Theme: Intense trauma or terrible childhood experiences may lead to mental scars that might never be healed.
Inquiry Question/Essential Question: How does one put horrific memories and trauma behind them?
Small summary:
-author is revisiting his childhood home after the holocaust where he and his family were sent to concentration camps
-He remembers that he buried a gold watch (that he received for his bar mitzvah) and yearns to see it again
-after he finds it broken, rusted, and infested with worms, he still finds a beauty in it, but ultimately decides to leave it back in its place
How does the text answer the Essential Question/Inquiry Question?

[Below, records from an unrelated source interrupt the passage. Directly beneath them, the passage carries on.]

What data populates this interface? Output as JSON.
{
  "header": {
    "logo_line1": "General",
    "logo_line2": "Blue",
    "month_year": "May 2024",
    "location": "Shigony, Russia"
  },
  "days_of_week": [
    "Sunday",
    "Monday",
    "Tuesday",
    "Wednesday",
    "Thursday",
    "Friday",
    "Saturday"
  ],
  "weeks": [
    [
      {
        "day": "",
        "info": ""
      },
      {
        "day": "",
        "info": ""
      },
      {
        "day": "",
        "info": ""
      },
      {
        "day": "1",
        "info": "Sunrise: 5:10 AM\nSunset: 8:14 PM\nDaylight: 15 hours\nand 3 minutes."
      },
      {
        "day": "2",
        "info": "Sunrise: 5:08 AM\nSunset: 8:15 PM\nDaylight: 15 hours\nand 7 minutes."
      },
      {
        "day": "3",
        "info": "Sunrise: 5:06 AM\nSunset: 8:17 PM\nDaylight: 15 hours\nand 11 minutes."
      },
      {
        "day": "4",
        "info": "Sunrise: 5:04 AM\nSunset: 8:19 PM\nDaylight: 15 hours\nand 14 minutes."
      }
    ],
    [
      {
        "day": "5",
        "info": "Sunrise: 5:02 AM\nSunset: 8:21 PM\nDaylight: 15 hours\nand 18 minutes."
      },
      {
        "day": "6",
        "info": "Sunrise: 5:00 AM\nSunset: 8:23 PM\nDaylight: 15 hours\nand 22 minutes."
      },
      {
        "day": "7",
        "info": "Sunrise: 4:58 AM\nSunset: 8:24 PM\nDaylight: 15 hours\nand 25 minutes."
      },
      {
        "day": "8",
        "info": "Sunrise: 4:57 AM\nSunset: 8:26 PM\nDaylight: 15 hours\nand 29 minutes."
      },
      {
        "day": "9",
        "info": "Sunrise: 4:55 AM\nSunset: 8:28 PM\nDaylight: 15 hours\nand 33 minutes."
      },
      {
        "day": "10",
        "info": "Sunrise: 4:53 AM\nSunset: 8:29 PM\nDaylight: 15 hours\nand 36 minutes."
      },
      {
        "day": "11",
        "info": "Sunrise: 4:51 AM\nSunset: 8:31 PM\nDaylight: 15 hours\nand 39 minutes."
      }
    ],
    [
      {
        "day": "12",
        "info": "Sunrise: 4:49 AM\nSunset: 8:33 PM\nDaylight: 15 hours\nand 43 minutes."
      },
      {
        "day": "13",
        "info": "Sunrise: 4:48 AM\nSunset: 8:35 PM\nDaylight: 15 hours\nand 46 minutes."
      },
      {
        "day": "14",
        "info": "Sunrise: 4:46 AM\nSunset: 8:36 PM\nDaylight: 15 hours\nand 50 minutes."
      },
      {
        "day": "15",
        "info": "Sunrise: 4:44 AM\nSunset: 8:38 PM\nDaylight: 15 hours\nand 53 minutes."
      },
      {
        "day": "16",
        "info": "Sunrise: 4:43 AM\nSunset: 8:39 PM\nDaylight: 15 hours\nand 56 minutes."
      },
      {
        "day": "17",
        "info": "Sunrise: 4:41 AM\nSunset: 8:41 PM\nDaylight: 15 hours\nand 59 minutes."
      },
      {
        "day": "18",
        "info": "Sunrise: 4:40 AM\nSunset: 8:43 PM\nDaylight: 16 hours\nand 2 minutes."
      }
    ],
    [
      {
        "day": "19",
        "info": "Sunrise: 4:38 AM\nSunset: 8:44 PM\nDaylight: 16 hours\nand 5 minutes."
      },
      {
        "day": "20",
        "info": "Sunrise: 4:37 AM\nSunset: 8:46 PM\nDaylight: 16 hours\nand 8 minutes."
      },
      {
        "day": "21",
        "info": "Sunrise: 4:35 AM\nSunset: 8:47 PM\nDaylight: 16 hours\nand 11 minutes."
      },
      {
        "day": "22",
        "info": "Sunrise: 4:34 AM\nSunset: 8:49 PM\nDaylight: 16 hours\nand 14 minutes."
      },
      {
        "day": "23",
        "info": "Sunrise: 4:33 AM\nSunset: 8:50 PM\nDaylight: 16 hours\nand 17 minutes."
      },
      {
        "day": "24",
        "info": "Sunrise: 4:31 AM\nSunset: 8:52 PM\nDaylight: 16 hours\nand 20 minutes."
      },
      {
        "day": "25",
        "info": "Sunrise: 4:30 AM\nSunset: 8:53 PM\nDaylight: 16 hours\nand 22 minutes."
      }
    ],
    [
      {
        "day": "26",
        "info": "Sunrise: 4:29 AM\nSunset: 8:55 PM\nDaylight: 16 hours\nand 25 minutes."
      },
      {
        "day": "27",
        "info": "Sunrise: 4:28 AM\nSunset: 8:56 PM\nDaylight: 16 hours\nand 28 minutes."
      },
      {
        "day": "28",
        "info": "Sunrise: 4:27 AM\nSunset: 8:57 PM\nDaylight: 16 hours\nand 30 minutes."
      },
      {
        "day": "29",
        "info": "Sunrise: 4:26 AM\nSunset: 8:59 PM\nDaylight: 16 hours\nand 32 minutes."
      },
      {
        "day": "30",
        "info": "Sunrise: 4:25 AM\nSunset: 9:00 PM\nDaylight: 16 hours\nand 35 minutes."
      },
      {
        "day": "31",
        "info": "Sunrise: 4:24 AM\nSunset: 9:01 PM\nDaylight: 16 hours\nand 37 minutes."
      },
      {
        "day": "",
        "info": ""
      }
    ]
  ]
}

In the short story “The Watch”, by Elie Wiesel, The author is a holocaust survivor who goes nearly insane in the moment while trying to find something of his past: a watch he received for his Bar Mitzvah. He has experienced so much struggle and pain that that the watch he is trying to find is the only thing that will provide the slightest bit of closure for him “The pain is blinding: could this thing, this object, be my gift, my pride? My past?” But despite his struggles, he does find some closure in finding his watch “In retrospect, I tell myself that probably I simply wanted to leave behind me, underneath the silent soil, a reflection of my presence. Or that somehow I wanted to transform my watch into an instrument of delayed vengeance” He also expresses that he is somewhat satisfied that he has left such a mark. Such a legacy so that his past is forgiven, but never forgotten. “One day, a child would play in the garden, dig near the tree and stumble upon a metal box. He would thus learn that his parents were usurpers, and that among the inhabitants of his town, once upon a time, there had been Jews and Jewish children, children robbed of their future.” Thats how he put his trauma behind him. He found closure in the watch.